Ailey review – absorbing tribute to African American dance icon

Ailey
Vocational purpose … Ailey Photograph: Publicity image

Jamila Wignot’s documentary is a tribute to the work of the African American dancer and choreographer Alvin Ailey, a man who grew up in Texas during the Great Depression and Jim Crow years – and embraced his destiny in dance in California, where his mother had taken him as a child while she was looking for work. This film focuses a good deal on Ailey’s most renowned and arguably greatest creation, Revelations (1960), a dance piece inspired by the church and spirituals which had a transcendent passion, a surmounting of the rage and pain of slavery. The generosity and urgency in this work allowed Ailey’s vision to cross boundaries, using dancers’ bodies almost as a kind of folk history of black American experience.

There are some absorbing testimonies from the dancers who worked with him, particularly about the ecstatic ovations his company would get on tour. About a Frankfurt show, one says wonderingly: “I’ve never seen people take their shoes off and hit the wall like that!” Ailey’s own private life as a gay man was opaque, because he was not someone given to joining political movements.
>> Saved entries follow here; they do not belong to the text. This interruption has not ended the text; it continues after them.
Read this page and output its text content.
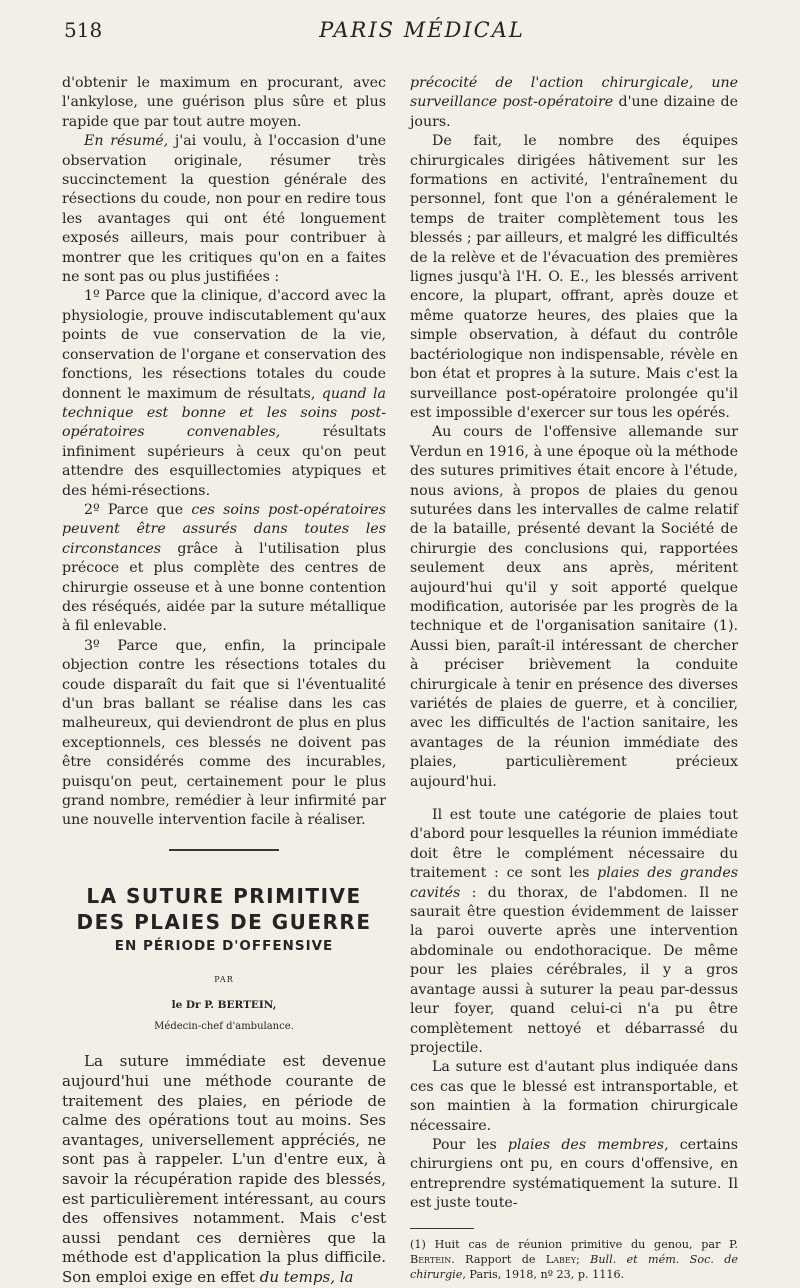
518	PARIS MÉDICAL

d'obtenir le maximum en procurant, avec l'ankylose, une guérison plus sûre et plus rapide que par tout autre moyen.

En résumé, j'ai voulu, à l'occasion d'une observation originale, résumer très succinctement la question générale des résections du coude, non pour en redire tous les avantages qui ont été longuement exposés ailleurs, mais pour contribuer à montrer que les critiques qu'on en a faites ne sont pas ou plus justifiées :

1º Parce que la clinique, d'accord avec la physiologie, prouve indiscutablement qu'aux points de vue conservation de la vie, conservation de l'organe et conservation des fonctions, les résections totales du coude donnent le maximum de résultats, quand la technique est bonne et les soins post-opératoires convenables, résultats infiniment supérieurs à ceux qu'on peut attendre des esquillectomies atypiques et des hémi-résections.

2º Parce que ces soins post-opératoires peuvent être assurés dans toutes les circonstances grâce à l'utilisation plus précoce et plus complète des centres de chirurgie osseuse et à une bonne contention des réséqués, aidée par la suture métallique à fil enlevable.

3º Parce que, enfin, la principale objection contre les résections totales du coude disparaît du fait que si l'éventualité d'un bras ballant se réalise dans les cas malheureux, qui deviendront de plus en plus exceptionnels, ces blessés ne doivent pas être considérés comme des incurables, puisqu'on peut, certainement pour le plus grand nombre, remédier à leur infirmité par une nouvelle intervention facile à réaliser.

LA SUTURE PRIMITIVE
DES PLAIES DE GUERRE
EN PÉRIODE D'OFFENSIVE
PAR
le Dr P. BERTEIN,
Médecin-chef d'ambulance.

La suture immédiate est devenue aujourd'hui une méthode courante de traitement des plaies, en période de calme des opérations tout au moins. Ses avantages, universellement appréciés, ne sont pas à rappeler. L'un d'entre eux, à savoir la récupération rapide des blessés, est particulièrement intéressant, au cours des offensives notamment. Mais c'est aussi pendant ces dernières que la méthode est d'application la plus difficile. Son emploi exige en effet du temps, la

précocité de l'action chirurgicale, une surveillance post-opératoire d'une dizaine de jours.

De fait, le nombre des équipes chirurgicales dirigées hâtivement sur les formations en activité, l'entraînement du personnel, font que l'on a généralement le temps de traiter complètement tous les blessés ; par ailleurs, et malgré les difficultés de la relève et de l'évacuation des premières lignes jusqu'à l'H. O. E., les blessés arrivent encore, la plupart, offrant, après douze et même quatorze heures, des plaies que la simple observation, à défaut du contrôle bactériologique non indispensable, révèle en bon état et propres à la suture. Mais c'est la surveillance post-opératoire prolongée qu'il est impossible d'exercer sur tous les opérés.

Au cours de l'offensive allemande sur Verdun en 1916, à une époque où la méthode des sutures primitives était encore à l'étude, nous avions, à propos de plaies du genou suturées dans les intervalles de calme relatif de la bataille, présenté devant la Société de chirurgie des conclusions qui, rapportées seulement deux ans après, méritent aujourd'hui qu'il y soit apporté quelque modification, autorisée par les progrès de la technique et de l'organisation sanitaire (1). Aussi bien, paraît-il intéressant de chercher à préciser brièvement la conduite chirurgicale à tenir en présence des diverses variétés de plaies de guerre, et à concilier, avec les difficultés de l'action sanitaire, les avantages de la réunion immédiate des plaies, particulièrement précieux aujourd'hui.

Il est toute une catégorie de plaies tout d'abord pour lesquelles la réunion immédiate doit être le complément nécessaire du traitement : ce sont les plaies des grandes cavités : du thorax, de l'abdomen. Il ne saurait être question évidemment de laisser la paroi ouverte après une intervention abdominale ou endothoracique. De même pour les plaies cérébrales, il y a gros avantage aussi à suturer la peau par-dessus leur foyer, quand celui-ci n'a pu être complètement nettoyé et débarrassé du projectile.

La suture est d'autant plus indiquée dans ces cas que le blessé est intransportable, et son maintien à la formation chirurgicale nécessaire.

Pour les plaies des membres, certains chirurgiens ont pu, en cours d'offensive, en entreprendre systématiquement la suture. Il est juste toute-

(1) Huit cas de réunion primitive du genou, par P. Bertein. Rapport de Labey; Bull. et mém. Soc. de chirurgie, Paris, 1918, nº 23, p. 1116.
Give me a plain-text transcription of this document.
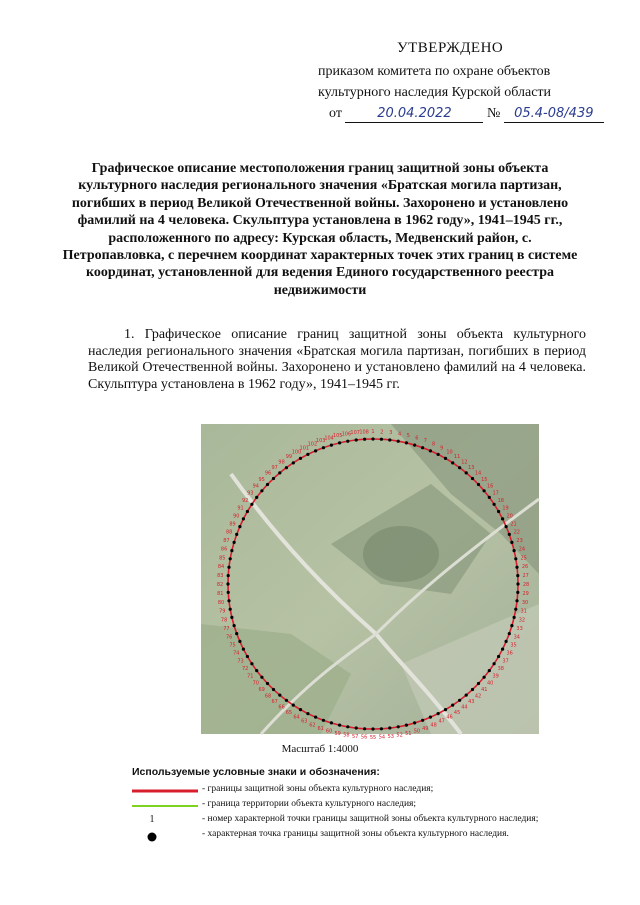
УТВЕРЖДЕНО
приказом комитета по охране объектов
культурного наследия Курской области
от	20.04.2022	№ 05.4-08/439
Графическое описание местоположения границ защитной зоны объекта культурного наследия регионального значения «Братская могила партизан, погибших в период Великой Отечественной войны. Захоронено и установлено фамилий на 4 человека. Скульптура установлена в 1962 году», 1941–1945 гг., расположенного по адресу: Курская область, Медвенский район, с. Петропавловка, с перечнем координат характерных точек этих границ в системе координат, установленной для ведения Единого государственного реестра недвижимости
1. Графическое описание границ защитной зоны объекта культурного наследия регионального значения «Братская могила партизан, погибших в период Великой Отечественной войны. Захоронено и установлено фамилий на 4 человека. Скульптура установлена в 1962 году», 1941–1945 гг.
1 2 3 4 5 6 7
8
9
10
11
12
13
14
15
16
17
18
19
20
21
22
23
24
25
26
27
28
29
30
31
32
33
34
35
36
37
38
39
40
41
42
43
44
45
46
47
48
49
50
51
52
53
54
55
56
57
58
59
60
61
62
63
64
65
66
67
68
69
70
71
72
73
74
75
76
77
78
79
80
81
82
83
84
85
86
87
88
89
90
91
92
93
94
95
96
97
98
99
100
101
102
103
104 105 106 107 108
Масштаб 1:4000
Используемые условные знаки и обозначения:
- границы защитной зоны объекта культурного наследия;
- граница территории объекта культурного наследия;
1	- номер характерной точки границы защитной зоны объекта культурного наследия;
- характерная точка границы защитной зоны объекта культурного наследия.
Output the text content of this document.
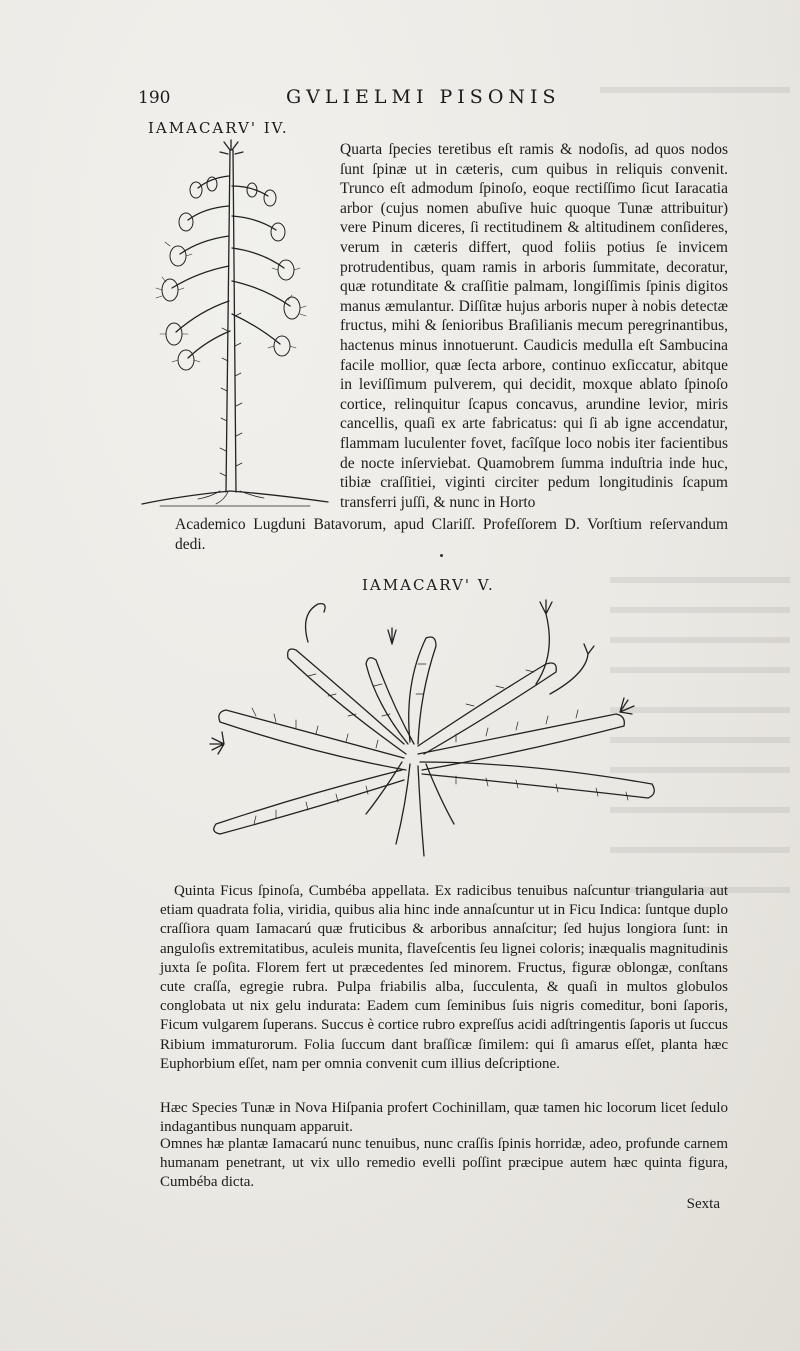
190	GVLIELMI PISONIS
IAMACARV' IV.

Quarta ſpecies teretibus eſt ramis & nodoſis, ad quos nodos ſunt ſpinæ ut in cæteris, cum quibus in reliquis convenit. Trunco eſt admodum ſpinoſo, eoque rectiſſimo ſicut Iaracatia arbor (cujus nomen abuſive huic quoque Tunæ attribuitur) vere Pinum diceres, ſi rectitudinem & altitudinem conſideres, verum in cæteris differt, quod foliis potius ſe invicem protrudentibus, quam ramis in arboris ſummitate, decoratur, quæ rotunditate & craſſitie palmam, longiſſimis ſpinis digitos manus æmulantur. Diſſitæ hujus arboris nuper à nobis detectæ fructus, mihi & ſenioribus Braſilianis mecum peregrinantibus, hactenus minus innotuerunt. Caudicis medulla eſt Sambucina facile mollior, quæ ſecta arbore, continuo exſiccatur, abitque in leviſſimum pulverem, qui decidit, moxque ablato ſpinoſo cortice, relinquitur ſcapus concavus, arundine levior, miris cancellis, quaſi ex arte fabricatus: qui ſi ab igne accendatur, flammam luculenter fovet, facîſque loco nobis iter facientibus de nocte inſerviebat. Quamobrem ſumma induſtria inde huc, tibiæ craſſitiei, viginti circiter pedum longitudinis ſcapum transferri juſſi, & nunc in Horto

Academico Lugduni Batavorum, apud Clariſſ. Profeſſorem D. Vorſtium reſervandum dedi.

IAMACARV' V.

Quinta Ficus ſpinoſa, Cumbéba appellata. Ex radicibus tenuibus naſcuntur triangularia aut etiam quadrata folia, viridia, quibus alia hinc inde annaſcuntur ut in Ficu Indica: ſuntque duplo craſſiora quam Iamacarú quæ fruticibus & arboribus annaſcitur; ſed hujus longiora ſunt: in anguloſis extremitatibus, aculeis munita, flaveſcentis ſeu lignei coloris; inæqualis magnitudinis juxta ſe poſita. Florem fert ut præcedentes ſed minorem. Fructus, figuræ oblongæ, conſtans cute craſſa, egregie rubra. Pulpa friabilis alba, ſucculenta, & quaſi in multos globulos conglobata ut nix gelu indurata: Eadem cum ſeminibus ſuis nigris comeditur, boni ſaporis, Ficum vulgarem ſuperans. Succus è cortice rubro expreſſus acidi adſtringentis ſaporis ut ſuccus Ribium immaturorum. Folia ſuccum dant braſſicæ ſimilem: qui ſi amarus eſſet, planta hæc Euphorbium eſſet, nam per omnia convenit cum illius deſcriptione.

Hæc Species Tunæ in Nova Hiſpania profert Cochinillam, quæ tamen hic locorum licet ſedulo indagantibus nunquam apparuit.

Omnes hæ plantæ Iamacarú nunc tenuibus, nunc craſſis ſpinis horridæ, adeo, profunde carnem humanam penetrant, ut vix ullo remedio evelli poſſint præcipue autem hæc quinta figura, Cumbéba dicta.

Sexta
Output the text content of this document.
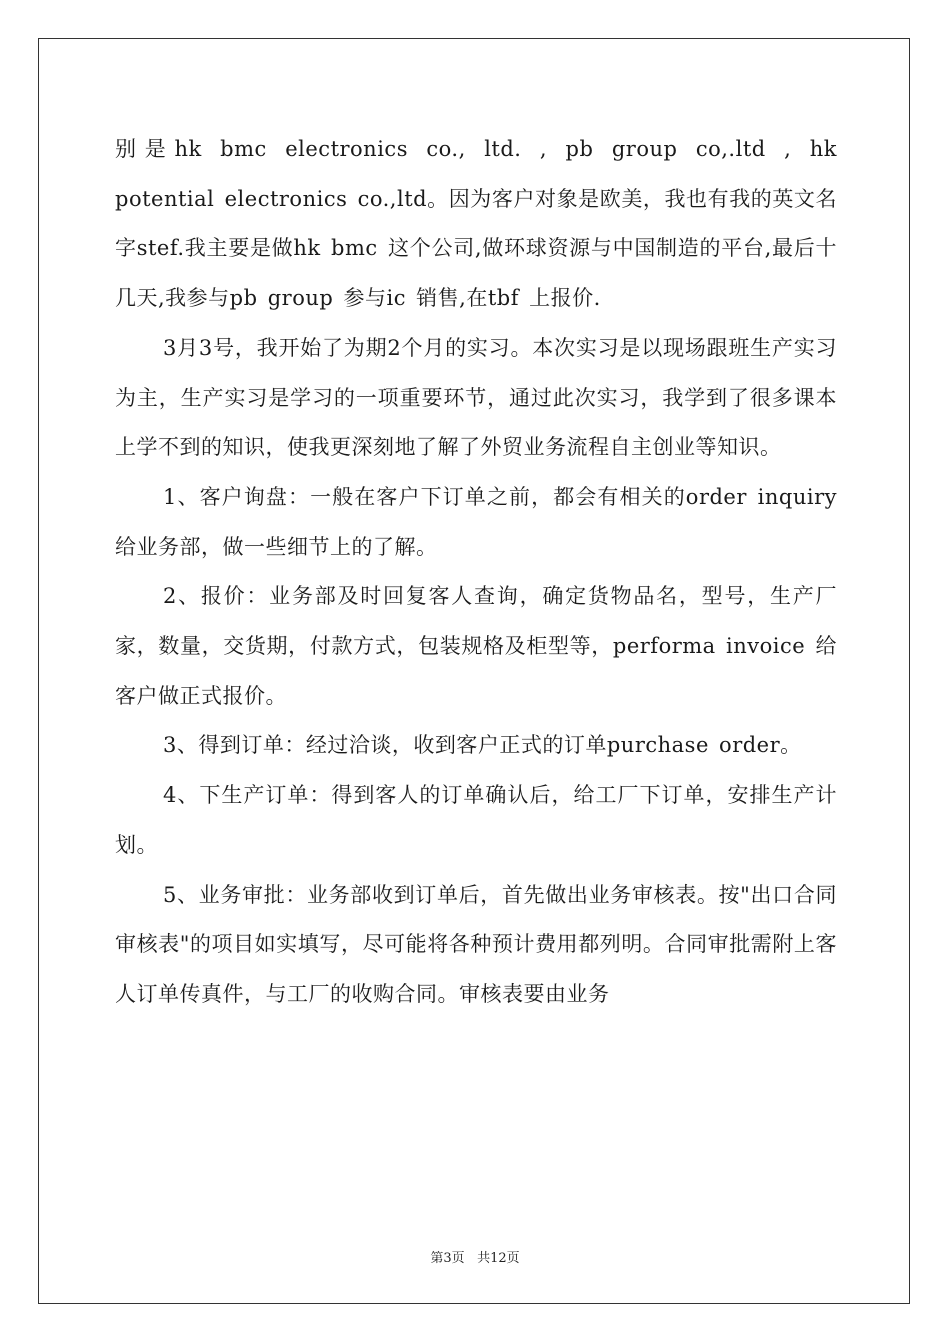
别是hk bmc electronics co., ltd. , pb group co,.ltd , hk potential electronics co.,ltd。因为客户对象是欧美，我也有我的英文名字stef.我主要是做hk bmc 这个公司,做环球资源与中国制造的平台,最后十几天,我参与pb group 参与ic 销售,在tbf 上报价.

3月3号，我开始了为期2个月的实习。本次实习是以现场跟班生产实习为主，生产实习是学习的一项重要环节，通过此次实习，我学到了很多课本上学不到的知识，使我更深刻地了解了外贸业务流程自主创业等知识。

1、客户询盘：一般在客户下订单之前，都会有相关的order inquiry给业务部，做一些细节上的了解。

2、报价：业务部及时回复客人查询，确定货物品名，型号，生产厂家，数量，交货期，付款方式，包装规格及柜型等，performa invoice 给客户做正式报价。

3、得到订单：经过洽谈，收到客户正式的订单purchase order。

4、下生产订单：得到客人的订单确认后，给工厂下订单，安排生产计划。

5、业务审批：业务部收到订单后，首先做出业务审核表。按"出口合同审核表"的项目如实填写，尽可能将各种预计费用都列明。合同审批需附上客人订单传真件，与工厂的收购合同。审核表要由业务

第3页 共12页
The nearest this film comes to criticising him is when his younger dance contemporary, Bill T Jones, says that, despite the Aids crisis, Ailey did not speak out and his sexual identity was covered up “and he participated in the cover-up”.

What emerges very touchingly here is Ailey’s relationship with his mother, whom he described as “extraordinarily beautiful, like Lena Horne”. This was the woman who moved in with him in his last illness, elderly as she was, to nurse him. What emerges is Ailey’s lifelong seriousness and his vocational purpose in dance.

• Ailey is released on 7 January in cinemas.